Il comune di Gaeta: "I Savoia paghino i danni per l'assedio del 1861"

Il Comune vuole un risarcimento per la devastazione della città durante la guerra del Piemonte contro il Regno di Napoli. Maria Gabriella e Beatrice contro Vittorio Emanuele: no alla richiesta di danni allo Stato

Gaeta - Una richiesta di risarcimento tita l'altra, così Gaeta chiederà ai Savoia il risarcimento dei danni subiti durante la guerra contro il Regno di Napoli e l’assedio del 1861. Un’azione militare, spiega l’assessore comunale al Demanio Antonio Ciano, «che danneggiò gravemente le strutture urbane della città, obbligò gli abitanti al di fuori delle mura, il Borgo, ad andare esuli nei territori vicini e determinò una conquista da parte dell’esercito piemontese fin nei pressi della fortezza». «Sono passati poco meno di 150 anni dal terrificante assedio di Gaeta che vide la scomparsa della dinastia dei Borbone del Regno di Napoli su cui erano dal 1734 - spiega Ciano - L’avvenimento militare di quel tempo, che concludeva la conquista dell’Italia meridionale da parte di un esercito costituito da garibaldini, traditori e truppe piemontesi, non aveva mai avuto una preventiva dichiarazione di guerra e non aveva mai reso ufficiale il subdolo contrasto con il Regno di Napoli».
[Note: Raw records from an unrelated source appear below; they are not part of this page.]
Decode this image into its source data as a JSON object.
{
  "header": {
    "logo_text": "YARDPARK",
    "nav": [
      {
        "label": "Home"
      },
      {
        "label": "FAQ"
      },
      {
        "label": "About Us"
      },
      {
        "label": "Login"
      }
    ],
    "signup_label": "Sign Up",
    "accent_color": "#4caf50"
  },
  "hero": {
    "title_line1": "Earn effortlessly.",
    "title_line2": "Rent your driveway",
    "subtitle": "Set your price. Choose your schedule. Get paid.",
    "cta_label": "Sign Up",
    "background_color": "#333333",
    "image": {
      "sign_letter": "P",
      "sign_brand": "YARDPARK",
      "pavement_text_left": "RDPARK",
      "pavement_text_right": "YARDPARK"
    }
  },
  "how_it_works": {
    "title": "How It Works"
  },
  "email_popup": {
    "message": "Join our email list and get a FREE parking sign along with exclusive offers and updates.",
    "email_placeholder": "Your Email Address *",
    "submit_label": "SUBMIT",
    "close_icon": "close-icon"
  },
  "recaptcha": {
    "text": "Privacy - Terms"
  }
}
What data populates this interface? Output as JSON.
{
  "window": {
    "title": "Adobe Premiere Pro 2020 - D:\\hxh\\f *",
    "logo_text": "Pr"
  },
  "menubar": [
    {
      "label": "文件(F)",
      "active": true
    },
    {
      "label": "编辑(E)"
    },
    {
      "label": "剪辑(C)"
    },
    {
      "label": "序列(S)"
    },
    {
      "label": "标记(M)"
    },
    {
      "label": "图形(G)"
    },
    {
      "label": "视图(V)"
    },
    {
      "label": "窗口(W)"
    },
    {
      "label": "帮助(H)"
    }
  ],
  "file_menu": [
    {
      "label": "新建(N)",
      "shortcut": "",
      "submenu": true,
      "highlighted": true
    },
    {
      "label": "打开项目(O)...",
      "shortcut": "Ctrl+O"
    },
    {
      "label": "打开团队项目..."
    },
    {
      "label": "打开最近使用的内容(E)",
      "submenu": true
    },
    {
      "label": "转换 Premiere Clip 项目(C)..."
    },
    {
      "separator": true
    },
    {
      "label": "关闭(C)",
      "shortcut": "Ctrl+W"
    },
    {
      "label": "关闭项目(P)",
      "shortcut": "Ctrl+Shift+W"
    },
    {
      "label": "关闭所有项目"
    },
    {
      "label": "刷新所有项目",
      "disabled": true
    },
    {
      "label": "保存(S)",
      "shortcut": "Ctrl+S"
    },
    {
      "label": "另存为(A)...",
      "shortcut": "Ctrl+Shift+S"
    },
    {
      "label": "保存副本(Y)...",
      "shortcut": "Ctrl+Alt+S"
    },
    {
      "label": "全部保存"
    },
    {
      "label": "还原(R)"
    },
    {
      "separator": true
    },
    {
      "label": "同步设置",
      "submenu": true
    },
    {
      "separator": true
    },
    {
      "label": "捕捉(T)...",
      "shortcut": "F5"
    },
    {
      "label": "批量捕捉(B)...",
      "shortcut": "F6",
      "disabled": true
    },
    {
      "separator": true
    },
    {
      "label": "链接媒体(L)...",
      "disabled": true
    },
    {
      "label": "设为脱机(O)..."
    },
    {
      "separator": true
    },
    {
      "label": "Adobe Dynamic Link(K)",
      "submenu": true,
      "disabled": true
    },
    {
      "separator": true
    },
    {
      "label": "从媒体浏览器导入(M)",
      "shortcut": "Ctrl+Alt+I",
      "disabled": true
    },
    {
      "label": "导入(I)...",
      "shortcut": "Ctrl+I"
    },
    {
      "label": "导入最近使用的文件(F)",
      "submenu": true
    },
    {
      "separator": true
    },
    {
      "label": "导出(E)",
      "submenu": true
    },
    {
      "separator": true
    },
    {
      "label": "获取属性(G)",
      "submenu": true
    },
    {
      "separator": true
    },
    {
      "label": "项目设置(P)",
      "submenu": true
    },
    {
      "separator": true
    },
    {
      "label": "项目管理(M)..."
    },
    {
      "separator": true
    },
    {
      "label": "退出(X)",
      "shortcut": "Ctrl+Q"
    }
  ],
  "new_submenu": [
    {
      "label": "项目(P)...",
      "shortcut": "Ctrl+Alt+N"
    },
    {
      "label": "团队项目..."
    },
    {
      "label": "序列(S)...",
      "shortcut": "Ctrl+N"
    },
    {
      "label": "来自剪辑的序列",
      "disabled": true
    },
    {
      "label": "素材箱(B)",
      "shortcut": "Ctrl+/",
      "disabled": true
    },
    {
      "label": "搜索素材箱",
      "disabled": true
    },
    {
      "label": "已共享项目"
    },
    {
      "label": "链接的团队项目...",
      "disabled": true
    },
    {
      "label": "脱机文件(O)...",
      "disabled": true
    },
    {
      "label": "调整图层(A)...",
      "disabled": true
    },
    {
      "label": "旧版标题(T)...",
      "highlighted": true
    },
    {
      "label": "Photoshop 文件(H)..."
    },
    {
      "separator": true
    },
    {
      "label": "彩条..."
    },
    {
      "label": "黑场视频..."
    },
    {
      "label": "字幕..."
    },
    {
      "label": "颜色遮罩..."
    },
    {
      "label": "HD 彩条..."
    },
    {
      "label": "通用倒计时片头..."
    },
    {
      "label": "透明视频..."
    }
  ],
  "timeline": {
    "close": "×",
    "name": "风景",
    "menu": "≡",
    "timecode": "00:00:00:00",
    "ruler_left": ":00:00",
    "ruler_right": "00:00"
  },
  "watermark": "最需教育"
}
"Savoia responsabili di crimini di guerra" «L’Amministrazione attuale - aggiunge l’assessore che oggi ha incontrato il legale incaricato di studiare le carte, l’avvocato Pasquale Tarricone - intende rinnovare questo doloroso momento storico, ricordare gli atti pubblici predisposti in proposito dagli amministratori del tempo e promuovere un’azione legale contro la famiglia Sabauda: è la prima responsabile di un’azione di preda, di crimini di guerra e di eccidi organizzati contro Gaeta e centinaia di città dell’Italia meridionale».
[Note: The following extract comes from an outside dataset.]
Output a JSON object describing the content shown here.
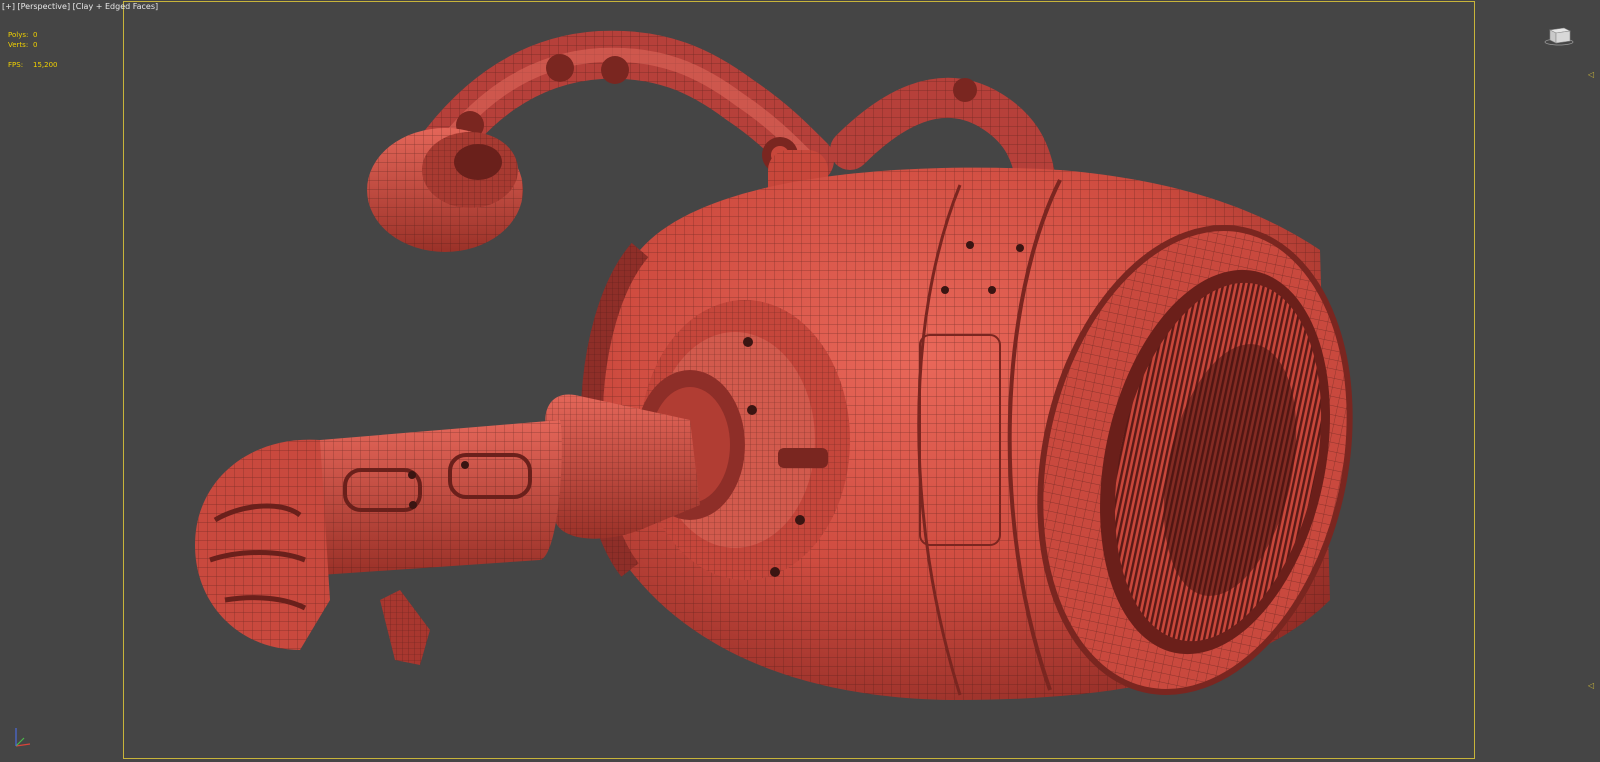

Maria Gabriella e Beatrice contro Vittorio Enanuele «Come componenti della Casa reale di Savoia teniamo a significare che non aderiamo in alcun modo alla richiesta di danni avanzata contro l’Italia da nostro fratello e da suo figlio Emanuele Filiberto». A dichiararlo sono Maria Gabriella e Maria Beatrice di Savoia che si dissociano dall’iniziativa di Vittorio Emanuele e di suo figlio. «Nostro padre, il Re Umberto II è morto dopo un interminabile e sofferto esilio - spiegano - avendo sempre cara l’immagine della Patria lontana. Italia innanzi tutto fu il punto di riferimento di ogni suo pensiero».

«Vittorio e Figlio - aggiungono - che ormai rappresentano solo loro stessi, non sanno più chi convenire in giudizio: lo hanno fatto con noi sorelle, lo hanno fatto con nostra madre, lo stanno facendo con i cugini Amedeo e Aimone, con oltre una cinquantina di persone se è vero quanto essi stessi dicono; ora non è rimasto a loro che convenire in giudizio la Nazione Italiana, quella che i nostri antenati hanno servito».